In general, eligibility for the spouse contribution tax offset centres on your spouse meeting certain criteria:

  • Your spouse must be under 75 years old when the contribution is made.
  • Your spouse must not have excess non-concessional contributions for the financial year.
  • Your spouse must not have a total super balance that equals or exceeds the general transfer balance cap as at 30 June of the prior financial year.

In addition to above, the amount of spouse contribution tax offset that you may be entitled to depends on the amount of your contribution and your spouse’s income. Please see the below table for further details.

 

Spouse contribution tax offset

Maximum tax offset

Shaded-out threshold

Cut-out threshold

$540

$37,000

$40,000

The tax offset is 18% of the lesser of: $3,000 reduced by $1 per $1 of your spouse’s income above $37,000; or, your contribution. Your spouse’s income is their assessable income plus reportable fringe benefits and reportable employer super contributions.

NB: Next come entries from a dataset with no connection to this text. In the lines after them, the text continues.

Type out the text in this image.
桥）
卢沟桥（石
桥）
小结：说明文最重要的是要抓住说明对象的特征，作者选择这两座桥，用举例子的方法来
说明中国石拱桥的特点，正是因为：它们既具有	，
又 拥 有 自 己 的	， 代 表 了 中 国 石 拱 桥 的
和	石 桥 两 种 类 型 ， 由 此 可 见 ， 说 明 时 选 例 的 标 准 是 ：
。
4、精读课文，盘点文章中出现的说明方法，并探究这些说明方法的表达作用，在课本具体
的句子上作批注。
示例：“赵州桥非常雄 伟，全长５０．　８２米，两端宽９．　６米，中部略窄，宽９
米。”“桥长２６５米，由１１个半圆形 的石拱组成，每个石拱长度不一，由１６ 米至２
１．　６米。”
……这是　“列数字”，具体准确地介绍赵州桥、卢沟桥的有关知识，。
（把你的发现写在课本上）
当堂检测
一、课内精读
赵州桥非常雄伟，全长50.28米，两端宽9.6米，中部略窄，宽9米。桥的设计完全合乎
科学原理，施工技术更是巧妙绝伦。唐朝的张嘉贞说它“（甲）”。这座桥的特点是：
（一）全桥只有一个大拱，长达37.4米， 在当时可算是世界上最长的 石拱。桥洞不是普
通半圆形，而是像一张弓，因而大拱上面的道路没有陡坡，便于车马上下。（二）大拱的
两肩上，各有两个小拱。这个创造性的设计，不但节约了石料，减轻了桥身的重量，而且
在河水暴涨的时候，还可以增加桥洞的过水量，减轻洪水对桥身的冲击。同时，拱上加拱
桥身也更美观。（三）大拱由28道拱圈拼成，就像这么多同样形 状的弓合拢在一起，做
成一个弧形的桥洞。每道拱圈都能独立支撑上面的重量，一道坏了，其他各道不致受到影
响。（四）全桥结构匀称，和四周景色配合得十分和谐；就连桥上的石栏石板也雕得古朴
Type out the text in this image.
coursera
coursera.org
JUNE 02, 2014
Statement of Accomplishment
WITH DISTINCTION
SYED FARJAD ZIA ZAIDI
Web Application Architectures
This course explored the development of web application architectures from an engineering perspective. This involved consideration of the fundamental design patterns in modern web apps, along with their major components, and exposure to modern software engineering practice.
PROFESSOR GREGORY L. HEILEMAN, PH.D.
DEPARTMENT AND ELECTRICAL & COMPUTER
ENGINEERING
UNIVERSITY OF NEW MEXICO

Private health insurance rebate

According to recent ATO data, for the 2017-18 financial year, 274,844 Australians paid the Medicare levy surcharge—the average and median levy charge was $1,290 and $1,027, respectively.

The Medicare levy surcharge is charged where private hospital cover has not been obtained by:

  • Individuals who have income for surcharge purposes of more than $90,000; or
  • Couples who have income for surcharge purposes of more than $180,000 combined.

Income for surcharge purposes includes taxable income (excludes First Home Super Saver released amounts), reportable fringe benefits total, total net investment losses, reportable super contributions, exempt foreign employment income (and certain trust income).

The private health insurance rebate—a refundable tax offset—is an amount the Government contributes towards the cost of your private health insurance premiums. The tax rebate can be claimed as either a private health insurance premium reduction or as a tax offset when lodging your income tax return.

The amount of private health insurance rebate that you may be entitled to depends on your age, household status, and income for surcharge purposes. Please see the below table for further details.

 

Private health insurance rebate

Income for surcharge purposes

Rebate

Singles

Families (combined income)

< age 65

Age 65-69

Age 70+

≤$90,000

≤$180,000

25.059%

29.236%

33.413%

$90,001-$105,000

$180,001-$210,000

16.706%

20.883%

25.059%

$105,001-$140,000

$210,001-$280,000

8.352%

12.529%

16.706%

≥$140,001

≥$280,001

0%

0%

0%

For families with children, the income thresholds are increased by $1,500 for each dependent child after the first.